The movie piles on more plot, if you can believe it (you might ask, what about Van Damme and the crooks he thuggishly fights for? Because this thread seems cut when the movie treads in Seattle waters away from the opening sequence almost completely), where the karate champ, Ian’s sister, Kelly, is the love interest for Jason, with dojo protégé, Dean (with designs on Kelly) also very wantonly aggressive in his desire for her. Of course, Dean embarrasses Jason by whooping his ass at Kelly’s birthday party, he drives off in a rage, and eventually Ian is confronted by those crooks we saw in Los Angeles wanting to take dojos in Seattle now.
The acting in this movie believes every emotion should be expressed loudly, with plenty of shouting and melodramatics, the overweight kid always a source for Jason’s misery. He plots and schemes, the chunky bastard, always with a devilish grin, loves causing problems, thrives on it.

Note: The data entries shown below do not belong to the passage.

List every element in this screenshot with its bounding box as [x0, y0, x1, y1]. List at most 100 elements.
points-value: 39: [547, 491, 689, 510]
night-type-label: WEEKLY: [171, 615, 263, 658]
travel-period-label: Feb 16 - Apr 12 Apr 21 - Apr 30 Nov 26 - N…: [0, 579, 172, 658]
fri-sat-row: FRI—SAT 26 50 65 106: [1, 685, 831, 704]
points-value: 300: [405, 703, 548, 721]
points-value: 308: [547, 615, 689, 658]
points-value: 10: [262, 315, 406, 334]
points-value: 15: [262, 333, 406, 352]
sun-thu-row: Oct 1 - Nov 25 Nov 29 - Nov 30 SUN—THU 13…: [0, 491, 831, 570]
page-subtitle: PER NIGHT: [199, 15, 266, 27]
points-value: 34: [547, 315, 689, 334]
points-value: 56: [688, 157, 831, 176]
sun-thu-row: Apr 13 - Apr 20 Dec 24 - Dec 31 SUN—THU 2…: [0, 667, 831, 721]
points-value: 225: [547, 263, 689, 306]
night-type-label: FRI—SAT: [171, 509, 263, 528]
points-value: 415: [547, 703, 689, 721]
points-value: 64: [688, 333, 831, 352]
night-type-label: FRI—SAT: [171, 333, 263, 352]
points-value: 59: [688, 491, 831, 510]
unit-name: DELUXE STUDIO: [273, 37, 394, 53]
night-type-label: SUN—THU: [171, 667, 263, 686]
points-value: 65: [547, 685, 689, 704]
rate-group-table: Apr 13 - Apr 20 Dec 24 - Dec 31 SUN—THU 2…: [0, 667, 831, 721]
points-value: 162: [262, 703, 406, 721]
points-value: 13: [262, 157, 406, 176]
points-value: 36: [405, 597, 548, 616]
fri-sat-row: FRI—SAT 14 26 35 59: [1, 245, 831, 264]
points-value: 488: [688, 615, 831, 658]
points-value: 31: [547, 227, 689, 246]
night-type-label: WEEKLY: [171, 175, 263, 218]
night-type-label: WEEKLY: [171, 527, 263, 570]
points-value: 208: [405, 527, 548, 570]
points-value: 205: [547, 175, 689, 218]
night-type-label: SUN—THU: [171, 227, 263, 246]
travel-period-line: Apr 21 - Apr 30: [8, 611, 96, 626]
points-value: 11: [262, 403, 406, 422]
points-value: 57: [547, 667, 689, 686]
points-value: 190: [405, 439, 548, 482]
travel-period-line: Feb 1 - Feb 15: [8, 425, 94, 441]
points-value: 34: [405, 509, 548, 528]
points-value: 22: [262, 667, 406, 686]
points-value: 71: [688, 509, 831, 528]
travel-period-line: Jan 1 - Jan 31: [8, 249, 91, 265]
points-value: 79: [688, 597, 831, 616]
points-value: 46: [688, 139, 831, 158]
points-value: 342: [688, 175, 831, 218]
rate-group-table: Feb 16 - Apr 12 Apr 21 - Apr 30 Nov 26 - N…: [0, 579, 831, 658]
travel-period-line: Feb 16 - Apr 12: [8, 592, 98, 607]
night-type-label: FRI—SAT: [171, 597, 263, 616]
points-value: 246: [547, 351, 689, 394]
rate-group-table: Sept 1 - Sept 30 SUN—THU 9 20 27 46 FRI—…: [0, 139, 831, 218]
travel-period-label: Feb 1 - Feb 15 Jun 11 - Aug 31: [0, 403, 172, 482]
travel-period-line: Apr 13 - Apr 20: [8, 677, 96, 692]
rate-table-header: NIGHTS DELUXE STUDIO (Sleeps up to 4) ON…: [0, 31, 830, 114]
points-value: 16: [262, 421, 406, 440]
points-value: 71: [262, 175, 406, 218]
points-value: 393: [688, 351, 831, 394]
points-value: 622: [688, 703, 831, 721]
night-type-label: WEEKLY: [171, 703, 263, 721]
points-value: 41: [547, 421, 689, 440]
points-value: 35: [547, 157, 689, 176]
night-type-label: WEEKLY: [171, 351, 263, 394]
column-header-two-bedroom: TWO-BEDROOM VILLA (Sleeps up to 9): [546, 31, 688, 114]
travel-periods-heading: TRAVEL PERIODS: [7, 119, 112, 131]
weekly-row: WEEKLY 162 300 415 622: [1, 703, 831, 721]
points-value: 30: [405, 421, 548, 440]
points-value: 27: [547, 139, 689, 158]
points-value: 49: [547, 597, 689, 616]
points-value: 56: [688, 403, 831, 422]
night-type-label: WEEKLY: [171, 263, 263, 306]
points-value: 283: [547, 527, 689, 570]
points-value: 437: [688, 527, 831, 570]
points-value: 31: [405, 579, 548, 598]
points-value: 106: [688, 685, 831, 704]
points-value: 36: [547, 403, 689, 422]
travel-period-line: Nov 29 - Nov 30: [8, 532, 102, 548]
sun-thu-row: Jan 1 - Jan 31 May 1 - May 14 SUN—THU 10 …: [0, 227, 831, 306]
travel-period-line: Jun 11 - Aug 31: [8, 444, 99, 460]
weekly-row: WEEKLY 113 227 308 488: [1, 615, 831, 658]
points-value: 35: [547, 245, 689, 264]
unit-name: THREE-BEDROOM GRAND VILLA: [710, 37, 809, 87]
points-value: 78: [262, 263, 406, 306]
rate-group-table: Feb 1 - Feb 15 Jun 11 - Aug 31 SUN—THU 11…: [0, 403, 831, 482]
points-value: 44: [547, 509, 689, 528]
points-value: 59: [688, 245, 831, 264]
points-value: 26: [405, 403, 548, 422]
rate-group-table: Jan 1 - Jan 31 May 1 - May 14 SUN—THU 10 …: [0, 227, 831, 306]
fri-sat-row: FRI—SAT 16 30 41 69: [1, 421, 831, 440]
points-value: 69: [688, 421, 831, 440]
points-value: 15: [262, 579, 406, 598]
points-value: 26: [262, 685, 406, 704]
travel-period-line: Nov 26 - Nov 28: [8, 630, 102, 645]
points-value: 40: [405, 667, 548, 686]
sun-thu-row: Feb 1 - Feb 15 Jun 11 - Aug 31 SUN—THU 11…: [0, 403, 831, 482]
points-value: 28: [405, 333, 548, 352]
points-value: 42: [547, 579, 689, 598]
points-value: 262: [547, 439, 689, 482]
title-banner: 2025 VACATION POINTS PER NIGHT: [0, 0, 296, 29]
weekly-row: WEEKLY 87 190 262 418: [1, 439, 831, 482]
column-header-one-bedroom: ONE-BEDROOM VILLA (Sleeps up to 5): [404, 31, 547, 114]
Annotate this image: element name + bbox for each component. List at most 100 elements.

The movie is devoted to Bruce Lee; a love letter to him. Jason goes to his grave to beg for help, to seek guidance, to vent about his frustration at trying to follow this dead icon’s fighting methodology. Director Cory Yuen was obviously a fan.
In a weird, but wonderfully fit for this genre, turn of events, Jason is “visited” by the spirit of Bruce Lee (in the form of Tai Chung Kim) who will teach him the art of defense, not the misuse of superior fighting skills but how to integrate them into a way to defend himself against those physically stronger through a higher degree of mental strength. That’s a first for me: a training regiment conducted by the spirit of Bruce Lee! Concentration, focus, quick reflexes, Jason learns a great deal from a ghost! And director Yuen gives the Ghost Sensei a ton of story time. It is just mind-boggling to me, but what could bad martial arts movies do without such absurd ideas?

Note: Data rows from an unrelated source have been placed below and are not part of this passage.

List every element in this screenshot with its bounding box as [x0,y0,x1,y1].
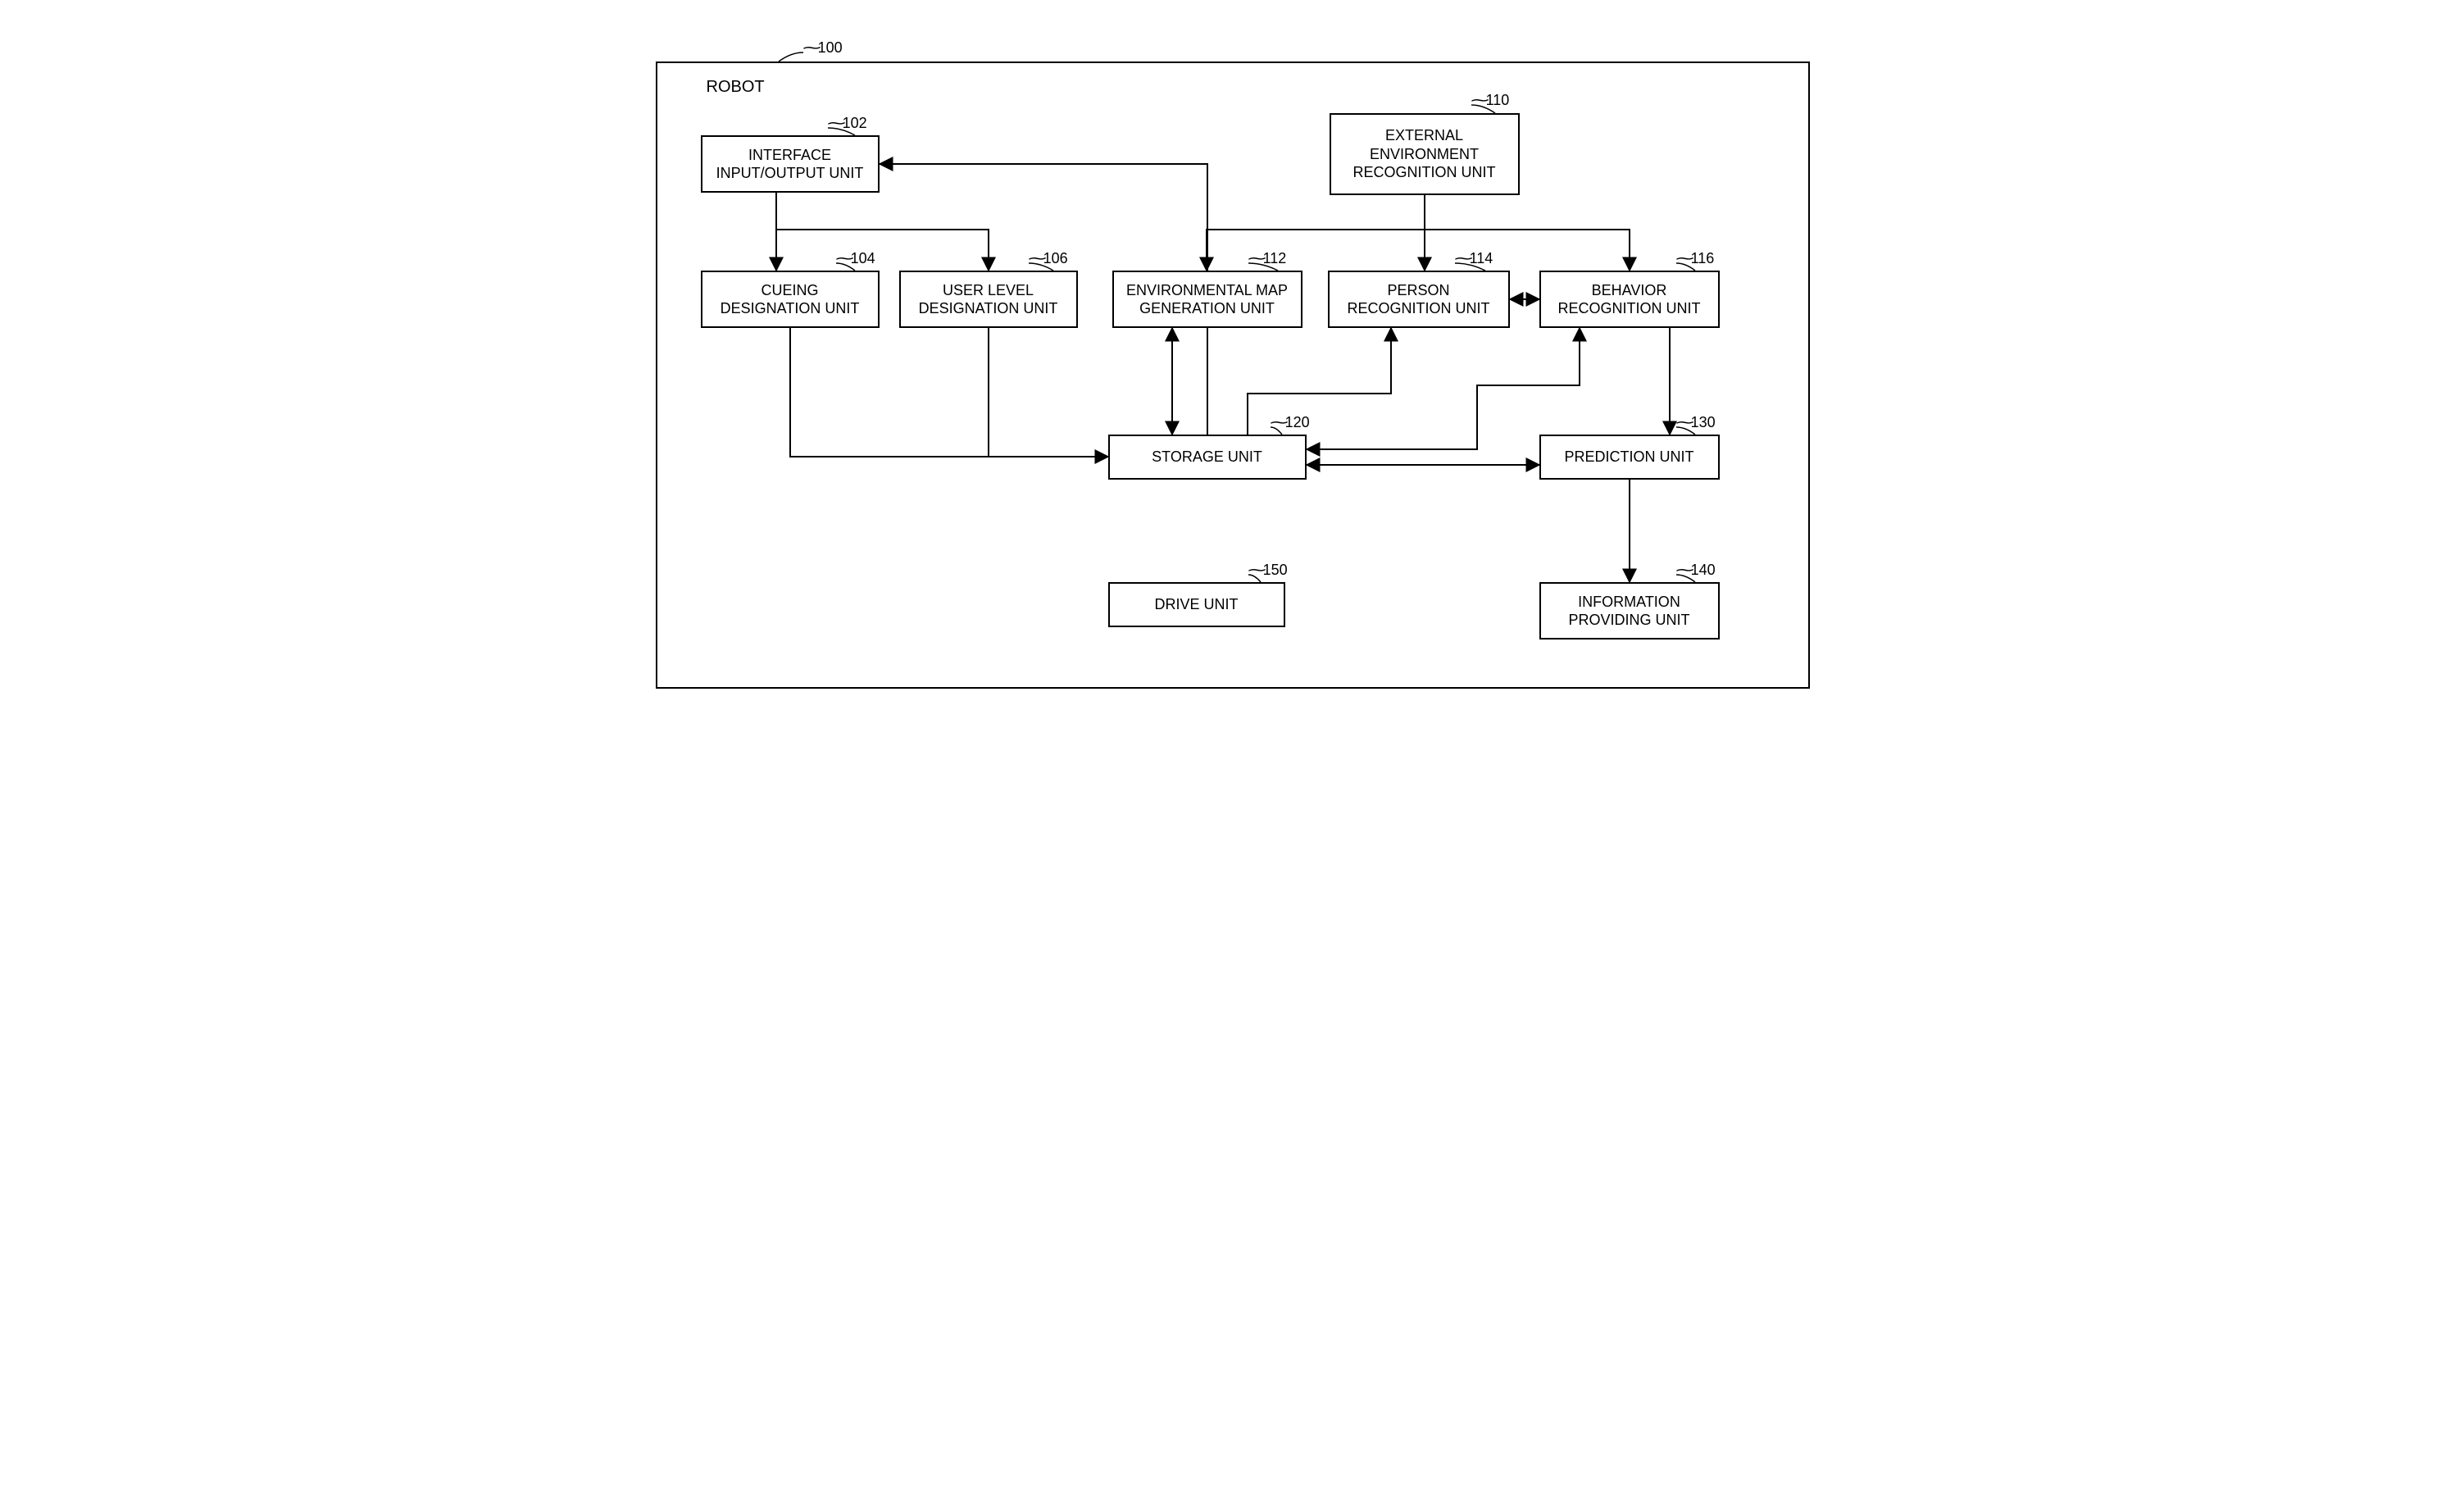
node-n114: PERSONRECOGNITION UNIT [1328,271,1510,328]
node-label-n110: EXTERNALENVIRONMENTRECOGNITION UNIT [1353,126,1496,182]
node-n106: USER LEVELDESIGNATION UNIT [899,271,1078,328]
ref-114: ∼114 [1452,250,1493,267]
node-n140: INFORMATIONPROVIDING UNIT [1539,582,1720,640]
outer-title: ROBOT [707,78,765,97]
ref-150: ∼150 [1246,562,1288,579]
node-n120: STORAGE UNIT [1108,435,1307,480]
ref-116: ∼116 [1674,250,1715,267]
node-label-n116: BEHAVIORRECOGNITION UNIT [1558,281,1701,318]
ref-100: ∼100 [801,39,843,57]
ref-120: ∼120 [1268,414,1310,431]
node-n110: EXTERNALENVIRONMENTRECOGNITION UNIT [1330,113,1520,195]
node-label-n104: CUEINGDESIGNATION UNIT [721,281,860,318]
leader-line [779,52,803,61]
node-label-n150: DRIVE UNIT [1154,595,1238,614]
node-n102: INTERFACEINPUT/OUTPUT UNIT [701,135,880,193]
ref-102: ∼102 [825,115,867,132]
ref-104: ∼104 [834,250,875,267]
node-label-n140: INFORMATIONPROVIDING UNIT [1568,593,1689,630]
ref-130: ∼130 [1674,414,1716,431]
ref-140: ∼140 [1674,562,1716,579]
node-label-n130: PREDICTION UNIT [1564,448,1693,467]
node-n116: BEHAVIORRECOGNITION UNIT [1539,271,1720,328]
ref-110: ∼110 [1469,92,1510,109]
node-n112: ENVIRONMENTAL MAPGENERATION UNIT [1112,271,1302,328]
node-label-n114: PERSONRECOGNITION UNIT [1348,281,1490,318]
node-label-n106: USER LEVELDESIGNATION UNIT [919,281,1058,318]
node-label-n120: STORAGE UNIT [1152,448,1262,467]
ref-112: ∼112 [1246,250,1287,267]
node-label-n112: ENVIRONMENTAL MAPGENERATION UNIT [1126,281,1288,318]
node-n104: CUEINGDESIGNATION UNIT [701,271,880,328]
node-label-n102: INTERFACEINPUT/OUTPUT UNIT [716,146,864,183]
ref-106: ∼106 [1026,250,1068,267]
node-n130: PREDICTION UNIT [1539,435,1720,480]
node-n150: DRIVE UNIT [1108,582,1285,627]
diagram-canvas: ROBOT ∼100 INTERFACEINPUT/OUTPUT UNIT ∼102 C… [616,0,1848,746]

While Ian’s team (two of Jason’s well-established antagonists’ Dean and the overweight kid) never suffer for the miseries they caused Jason (this ongoing feud is never settled despite all the plot dedicated to it), two members suffer painful losses to Ivan during a match determining the Seattle dojo. Ivan will have his fight with Ian (a well balanced match that ends in the nasty Russian being disqualified), but the end result allows Jason to utilize his training under Ghost Sensei Lee and get even with the man who broke his father’s leg and pride. It was interesting seeing Van Damme in the heavy menace role normally occupied by Bolo Yeung, grunting and hard-charging like a rhino. Also funny is seeing Jason have such success against him in the ring (albeit the Russian had just demolished two of Ian’s best fighters and went 2 physical rounds with the karate champ himself). Today’s audience will only care about seeing Van Damme’s seven or so minutes on screen while the rest isn’t anything to write home about. Most of the film is about father (portrayed by an actor who believes every line of dialogue should be overemphasized)and son bickering over when to and not to fight, and the jerk obese kid's mean-spirited shenanigans. Watch at your own risk.
I remember this one. I watched it on TV in the 90s and remember thinking how strange is to see Bruce Lee's tomb without Brandon's.